A spokesperson for the practice said: “The CQC has shared their inspection report with us and we’ve developed an action plan to address the concerns. Since the inspection, we have successfully recruited a nurse practitioner and another GP. We are confident this will help to improve the availability of appointments. We encourage patients to contact us with any feedback they may have.”
- Hollyhurst Medical Centre, 8 Front Street, Blaydon On Tyne, Tyne And Wear, NE21 4RD
Hollyhurst Medical Center – run by IJ Healthcare in Winlaton – was last inspected in September 2021. It received good ratings for being caring and responsive, but requires improvement for being safe, effective and well-led. The most recent inspection was to follow-up a remote inspection carried out during Covid-19’s early days in December 2020 which had flagged issues around medicines and the monitoring of patient safety alerts.
At the follow-up inspection, it was found that although improvements had been made, “there remained further work to be carried out” around the monitoring of patients’ medication. Poor staff morale was also raised as an issue along with a lack of a stable team. But inspectors did find that patients received “effective care and treatment that met their needs”.
- Castletown Medical Centre, 6 The Broadway, Sunderland, Tyne And Wear, SR5 3EX
Inspected in February and March 2022, Castletown Medical Center received good ratings for being caring and responsive, but was told to improve on the three other metrics. This was a follow-up inspection after the practice was placed in special measures and rated inadequate in May 2021. Inspectors reported that, compared to the previous report, the practice had improved substantially. They wrote: “At this inspection we saw some positive improvements to systems were in place to assess monitor and manage risks to patient safety. A great deal of work had been done to make these changes.”

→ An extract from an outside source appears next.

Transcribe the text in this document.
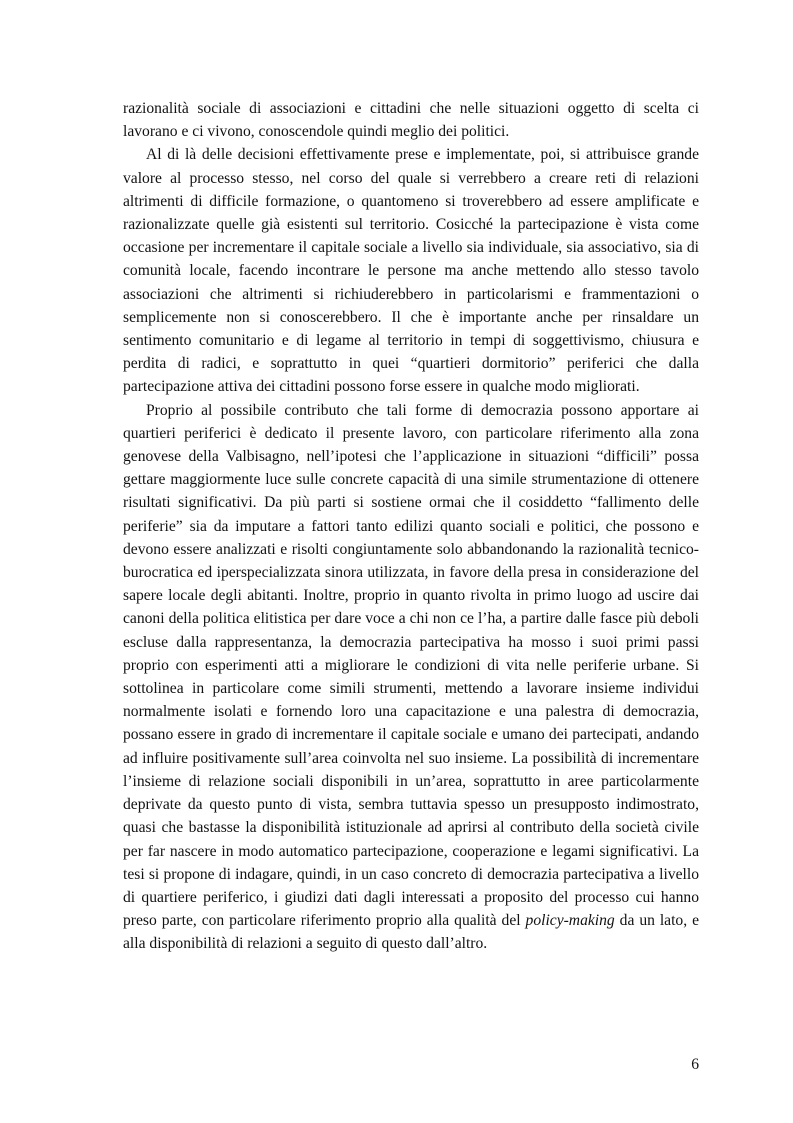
razionalità sociale di associazioni e cittadini che nelle situazioni oggetto di scelta ci lavorano e ci vivono, conoscendole quindi meglio dei politici.

Al di là delle decisioni effettivamente prese e implementate, poi, si attribuisce grande valore al processo stesso, nel corso del quale si verrebbero a creare reti di relazioni altrimenti di difficile formazione, o quantomeno si troverebbero ad essere amplificate e razionalizzate quelle già esistenti sul territorio. Cosicché la partecipazione è vista come occasione per incrementare il capitale sociale a livello sia individuale, sia associativo, sia di comunità locale, facendo incontrare le persone ma anche mettendo allo stesso tavolo associazioni che altrimenti si richiuderebbero in particolarismi e frammentazioni o semplicemente non si conoscerebbero. Il che è importante anche per rinsaldare un sentimento comunitario e di legame al territorio in tempi di soggettivismo, chiusura e perdita di radici, e soprattutto in quei “quartieri dormitorio” periferici che dalla partecipazione attiva dei cittadini possono forse essere in qualche modo migliorati.

Proprio al possibile contributo che tali forme di democrazia possono apportare ai quartieri periferici è dedicato il presente lavoro, con particolare riferimento alla zona genovese della Valbisagno, nell’ipotesi che l’applicazione in situazioni “difficili” possa gettare maggiormente luce sulle concrete capacità di una simile strumentazione di ottenere risultati significativi. Da più parti si sostiene ormai che il cosiddetto “fallimento delle periferie” sia da imputare a fattori tanto edilizi quanto sociali e politici, che possono e devono essere analizzati e risolti congiuntamente solo abbandonando la razionalità tecnico-burocratica ed iperspecializzata sinora utilizzata, in favore della presa in considerazione del sapere locale degli abitanti. Inoltre, proprio in quanto rivolta in primo luogo ad uscire dai canoni della politica elitistica per dare voce a chi non ce l’ha, a partire dalle fasce più deboli escluse dalla rappresentanza, la democrazia partecipativa ha mosso i suoi primi passi proprio con esperimenti atti a migliorare le condizioni di vita nelle periferie urbane. Si sottolinea in particolare come simili strumenti, mettendo a lavorare insieme individui normalmente isolati e fornendo loro una capacitazione e una palestra di democrazia, possano essere in grado di incrementare il capitale sociale e umano dei partecipati, andando ad influire positivamente sull’area coinvolta nel suo insieme. La possibilità di incrementare l’insieme di relazione sociali disponibili in un’area, soprattutto in aree particolarmente deprivate da questo punto di vista, sembra tuttavia spesso un presupposto indimostrato, quasi che bastasse la disponibilità istituzionale ad aprirsi al contributo della società civile per far nascere in modo automatico partecipazione, cooperazione e legami significativi. La tesi si propone di indagare, quindi, in un caso concreto di democrazia partecipativa a livello di quartiere periferico, i giudizi dati dagli interessati a proposito del processo cui hanno preso parte, con particolare riferimento proprio alla qualità del policy-making da un lato, e alla disponibilità di relazioni a seguito di questo dall’altro.

6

However, inspectors said their concerns related to a high turnover of admin staff. They also raised issues around record-keeping. However the CQC said the practice received a good rating for being caring because of positive GP survey results and good feedback from the NHS friends and families test.
A spokesperson for the practice highlighted the positive elements of the report and said: “We scored good in patient caring and responsive to patient needs, we are pleased our hard work is getting recognised and we will continue to keep improving. CCG safeguarding team – and said a “whole new team” was in place and patients had recognised this as “exceptional”. They added: “[We] have implemented procedures and training to help us deliver an excellent service. We have already seen positive improvement and we have been receiving regular compliments from our patients.”
- Forge Medical Practice, Pallion Park, Sunderland, Tyne and Wear, SR4 6QE
Inspected in September 2021, the Forge Medical Practice received a requires an overall improvement rating and in two of the five categories: for being safe and effective. It received a good rating for the other three areas. This was after a “focused inspection” just looking at the safe, effective and well-led criteria.
The inspectors highlighted how there were issues with the management and review of patients with long-term conditions and with how patients’ needs were assessed. The CQC team was also concerned about arrangements around the prescribing of warfarin – which is a high-risk medication used to thin the blood.
However, the inspectors also found the practice was able to make improvements in light of feedback and had an improvement plan in place. They also highlighted strong safeguarding procedures and “evidence the culture of the practice had started to change”.